Interoperability in the Digital World:
Open Standards, Open Source, Property Rights and Markets

Grand Hotel Duomo
Milan, Italy
February 11, 2005

The Progress & Freedom Foundation will have President Ray Gifford and Senior Fellows James DeLong, Tom Lenard and Solveig Singleton in Milan, Italy, on February 11th, for an all-day conference titled "Interoperability in the Digital World: Open Standards, Open Source, Property Rights and Markets." The event, co-hosted by PFF with Istituto Bruno Leoni, will be held at the Grand Hotel Duomo, in the heart of one of Europe 's most industrious cities. The focus of the conference will be discussing efforts by private industry to find a middle ground between exclusive control and total openness in digital age standards.

The Istituto Bruno Leoni (IBL) is a nonpartisan research and educational center of classical liberalism. Named after the great law scholar Bruno Leoni (1913-1967), an Italian giant in the classical liberal tradition, the Institute seeks a radical shift of the intellectual climate in Italy . The mission of IBL is to restore a high place for theory in the social sciences, encourage a revival of critical sense, promote the free and enterprising commonwealth, and counter the political philosophy of statism in all its forms.

IBL propose effective public policies for enhancing Italian and European competitiveness and growth through freedom in the fields of antitrust and competition policies, environmental issues, globalization, healthcare. Thanks to the energy of its dynamic staff, IBL has rapidly gained credit as one of the most respected Italy 's public policy institution. IBL enjoys widespread attention in the Italian media. IBL's Board of Trustees is composed by Carol Erickson Martino, Franco Forlin, Galeazzo Scarampi del Cairo, Adriano Teso, Tito Tettamanti. IBL's Honorary President is economist Sergio Ricossa, former Vice President of the Mont Pelerin Society. In 2004, IBL was awarded a Templeton Award for Institute Excellency from the Atlas Economic Research Foundation.

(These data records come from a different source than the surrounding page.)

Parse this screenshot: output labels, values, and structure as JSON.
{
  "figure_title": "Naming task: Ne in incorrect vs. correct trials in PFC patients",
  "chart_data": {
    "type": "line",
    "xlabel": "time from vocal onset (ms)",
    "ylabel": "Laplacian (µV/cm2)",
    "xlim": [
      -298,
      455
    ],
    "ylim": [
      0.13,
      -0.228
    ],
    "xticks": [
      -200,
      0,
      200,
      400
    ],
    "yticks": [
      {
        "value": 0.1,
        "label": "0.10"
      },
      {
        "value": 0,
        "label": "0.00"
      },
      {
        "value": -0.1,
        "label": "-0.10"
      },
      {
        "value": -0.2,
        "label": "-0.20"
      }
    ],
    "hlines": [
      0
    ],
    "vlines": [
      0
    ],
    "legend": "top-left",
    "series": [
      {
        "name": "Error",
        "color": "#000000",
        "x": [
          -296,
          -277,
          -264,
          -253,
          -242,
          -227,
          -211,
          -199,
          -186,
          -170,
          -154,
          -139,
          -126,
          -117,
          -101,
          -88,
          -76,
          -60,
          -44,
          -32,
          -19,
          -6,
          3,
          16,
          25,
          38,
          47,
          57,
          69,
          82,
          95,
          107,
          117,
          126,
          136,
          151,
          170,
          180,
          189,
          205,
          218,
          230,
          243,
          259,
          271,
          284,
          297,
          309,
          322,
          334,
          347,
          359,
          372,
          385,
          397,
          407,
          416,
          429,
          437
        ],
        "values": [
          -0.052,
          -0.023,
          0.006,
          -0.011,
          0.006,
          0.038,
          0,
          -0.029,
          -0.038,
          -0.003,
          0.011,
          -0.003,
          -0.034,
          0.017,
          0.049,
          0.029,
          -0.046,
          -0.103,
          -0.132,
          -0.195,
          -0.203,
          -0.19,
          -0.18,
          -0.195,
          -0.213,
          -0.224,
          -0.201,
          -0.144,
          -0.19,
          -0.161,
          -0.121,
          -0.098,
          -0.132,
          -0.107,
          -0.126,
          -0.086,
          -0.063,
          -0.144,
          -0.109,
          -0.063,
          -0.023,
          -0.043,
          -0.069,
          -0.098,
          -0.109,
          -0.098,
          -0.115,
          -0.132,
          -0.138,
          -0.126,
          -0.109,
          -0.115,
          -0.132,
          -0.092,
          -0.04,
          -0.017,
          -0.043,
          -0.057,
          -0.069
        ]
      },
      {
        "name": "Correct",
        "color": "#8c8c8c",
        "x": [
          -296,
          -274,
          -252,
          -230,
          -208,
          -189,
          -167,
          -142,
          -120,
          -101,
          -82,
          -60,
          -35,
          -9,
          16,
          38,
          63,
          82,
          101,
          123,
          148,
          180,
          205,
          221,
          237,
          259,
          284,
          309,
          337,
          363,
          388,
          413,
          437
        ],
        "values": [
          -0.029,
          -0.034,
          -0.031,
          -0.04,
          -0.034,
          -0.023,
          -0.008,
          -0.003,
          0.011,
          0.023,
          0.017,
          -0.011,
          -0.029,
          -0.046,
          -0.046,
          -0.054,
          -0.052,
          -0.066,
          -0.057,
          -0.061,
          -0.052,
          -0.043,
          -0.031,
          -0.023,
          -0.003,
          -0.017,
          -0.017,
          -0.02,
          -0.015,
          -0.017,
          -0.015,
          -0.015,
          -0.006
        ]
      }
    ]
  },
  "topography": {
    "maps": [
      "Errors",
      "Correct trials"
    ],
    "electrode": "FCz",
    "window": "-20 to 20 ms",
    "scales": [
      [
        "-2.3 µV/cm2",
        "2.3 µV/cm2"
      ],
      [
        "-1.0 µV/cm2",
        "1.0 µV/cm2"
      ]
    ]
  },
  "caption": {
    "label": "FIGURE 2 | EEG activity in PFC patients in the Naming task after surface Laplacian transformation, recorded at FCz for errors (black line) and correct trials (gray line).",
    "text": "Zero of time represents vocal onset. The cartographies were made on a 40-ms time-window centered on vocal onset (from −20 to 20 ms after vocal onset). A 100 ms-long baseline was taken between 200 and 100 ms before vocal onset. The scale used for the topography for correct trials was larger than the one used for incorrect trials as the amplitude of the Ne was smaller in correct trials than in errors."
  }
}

European policymakers in recent years have been wrestling with intellectual property in the digital age, and their actions affect not only hundreds of millions of Europeans but the global digital economy. Some groups have pushed for policymakers to mandate the use of open source or other interconnection mechanisms. This approach recognizes only half the problem, the need for openness, while ignoring the need to maintain incentives for innovation and investment. In practice, the approach may also frustrate interoperability because its very openness encourages tweaking and forking, which can result in version proliferation and incompatibility.

A superior route relies on the creativity of private companies acting within free markets, with governments playing their classic role of defining and enforcing property rights and protecting the integrity of the market. In this approach, the business world is free to develop its own routes to interoperability and openness, relying on standard-setting processes, contracts, and property rights.